I love training when it works with family life. I hate it when it competes. I hate time away from my husband and my kids(in large quantity I mean, because who are we kidding, we all need a little time to ourselves sometimes) so this time around will be about balancing it with the needs of my hubby and my kiddo’s. They are growing up so fast ya’ll, and I don’t want to look back on their childhood of Saturday mornings having missed them because all I did was race and train. It just can’t be all I do. So, I took a nice long two-year break from racing. And I waited. Rob did his Ironman, we moved and renovated a home and successfully got a kid through the final two years of elementary school and another one through pre-school. But now, my season is different.
I waited until I felt ready and it felt right. I waited until I felt a peace about tackling a race and a training schedule, and it took so much longer than I thought it would. But I wouldn’t trade the last two years for any amount of racing or training. They have been so good for our family and for our marriage. I tried so many times to get excited about racing and training again, but it was forced.
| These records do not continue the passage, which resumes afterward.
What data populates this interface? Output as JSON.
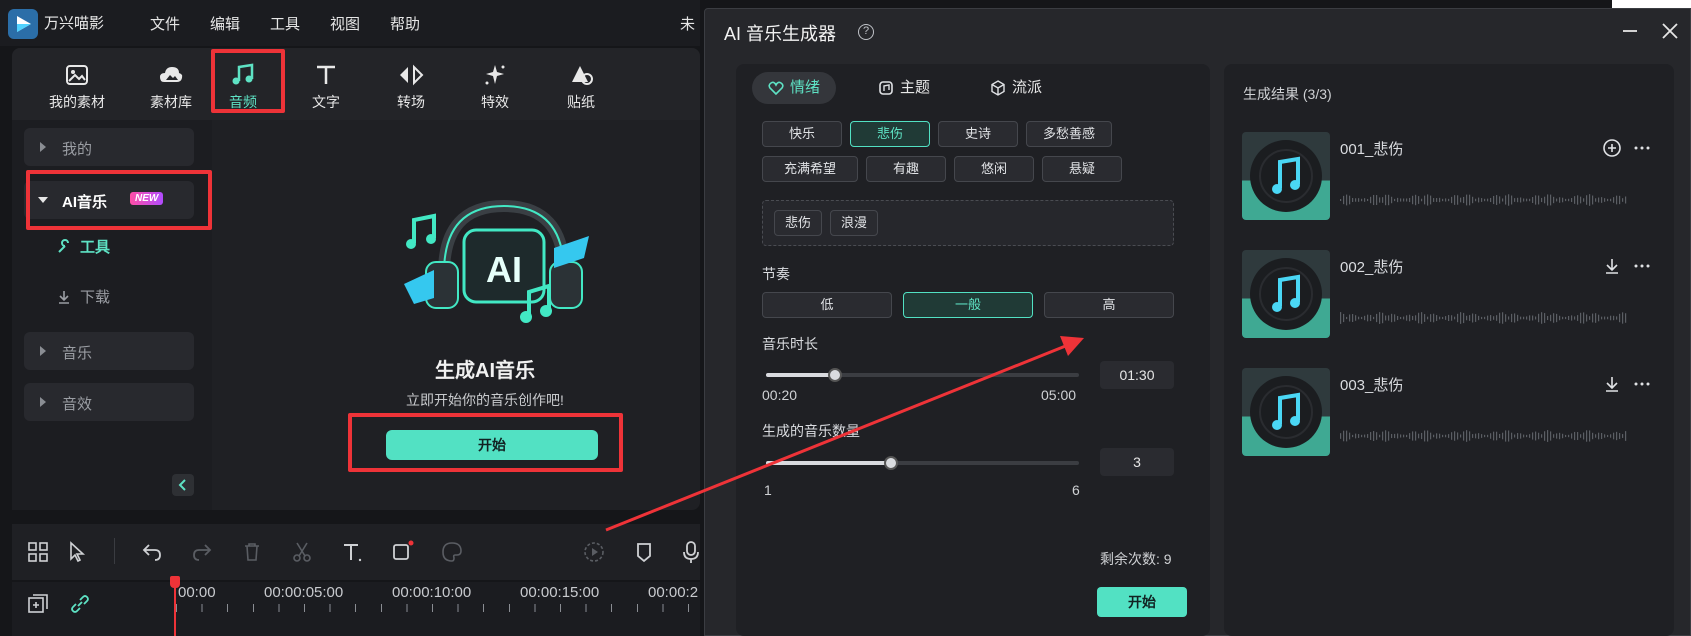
{
  "app": {
    "name": "万兴喵影",
    "menu": [
      "文件",
      "编辑",
      "工具",
      "视图",
      "帮助"
    ],
    "title_fragment": "未"
  },
  "toolbar": [
    {
      "label": "我的素材",
      "icon": "image-icon"
    },
    {
      "label": "素材库",
      "icon": "cloud-image-icon"
    },
    {
      "label": "音频",
      "icon": "music-note-icon",
      "active": true
    },
    {
      "label": "文字",
      "icon": "text-icon"
    },
    {
      "label": "转场",
      "icon": "transition-icon"
    },
    {
      "label": "特效",
      "icon": "sparkle-icon"
    },
    {
      "label": "贴纸",
      "icon": "sticker-icon"
    }
  ],
  "sidebar": {
    "mine": "我的",
    "ai_music": "AI音乐",
    "new_badge": "NEW",
    "tools": "工具",
    "download": "下载",
    "music": "音乐",
    "sfx": "音效"
  },
  "hero": {
    "title": "生成AI音乐",
    "subtitle": "立即开始你的音乐创作吧!",
    "start": "开始",
    "art_text": "AI"
  },
  "timeline": {
    "timecodes": [
      "00:00",
      "00:00:05:00",
      "00:00:10:00",
      "00:00:15:00",
      "00:00:2"
    ]
  },
  "dialog": {
    "title": "AI 音乐生成器",
    "help": "?",
    "tabs": [
      "情绪",
      "主题",
      "流派"
    ],
    "moods_row1": [
      "快乐",
      "悲伤",
      "史诗",
      "多愁善感"
    ],
    "moods_row2": [
      "充满希望",
      "有趣",
      "悠闲",
      "悬疑"
    ],
    "selected_mood": "悲伤",
    "selected_tags": [
      "悲伤",
      "浪漫"
    ],
    "rhythm_label": "节奏",
    "rhythm_options": [
      "低",
      "一般",
      "高"
    ],
    "rhythm_selected": "一般",
    "duration_label": "音乐时长",
    "duration_min": "00:20",
    "duration_max": "05:00",
    "duration_value": "01:30",
    "duration_level": 0.22,
    "count_label": "生成的音乐数量",
    "count_min": "1",
    "count_max": "6",
    "count_value": "3",
    "count_level": 0.4,
    "remaining": "剩余次数: 9",
    "start": "开始",
    "results_title": "生成结果 (3/3)",
    "results": [
      {
        "name": "001_悲伤",
        "action": "add-icon"
      },
      {
        "name": "002_悲伤",
        "action": "download-icon"
      },
      {
        "name": "003_悲伤",
        "action": "download-icon"
      }
    ]
  },
  "colors": {
    "accent": "#52e1c3",
    "highlight": "#ee3338",
    "panel": "#1f2024"
  }
}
It never really surfaced until recently, and even now there are days I struggle to wrap my brain around it again. I’ve enjoyed running when I feel like it and making my own training plans. On the flip side, I’ve missed the challenge and the feeling of accomplishment that comes from completing those long runs. And I know that now is a good time to do this one more time. But I say that every time haha!
This Summer my training will be conducive to the Texas heat and to having 3 kids at home and a husband with a busy work and travel schedule. It’s totally doable, but it won’t be my main focus. I’m planning to use a Hal Higdon Intermediate training plan mixed with a little of what I did when I used the Hanson’s method. I just don’t have time to run 6 days a week and train with high weekly volume, so this will be a little more laid back, but more than just 3 days a week of running, which is what some training plans call for. My body doesn’t handle that type of training well. I do better with a little more running, so I’m going with a little of both. I have until the week of June 5th to build a base, and if it tells you anything, today was the first day I ran more than 4 miles in months. To say it’s been a struggle to get back is an understatement. But, one foot in front of the other, and one run at a time.
St. George it is, a bucket list race to get me back in the racing game, or maybe just get a race under my belt for this year and take another two years off ha! I really have no idea. Take each season as it comes, each race and training cycle for what it offers. Because for me, it’s always about so much more than just the running. I always learn something about myself. About life and purpose and passion for things bigger than me. I learn I’m capable and stronger than I give myself credit for, as you are. I learn about compromise and hard work and sacrifice and finishing what you start. I learn how to look up, to see people around me and focus more on what’s important than on the ground under my feet. The running always teaches me something and I can’t wait to see what it is this time around. So, I hope you’ll follow along and have patience with my inconsistency with this blog, as it’s something I hope to get better at this Summer. Such is life. Happy Monday my friends!!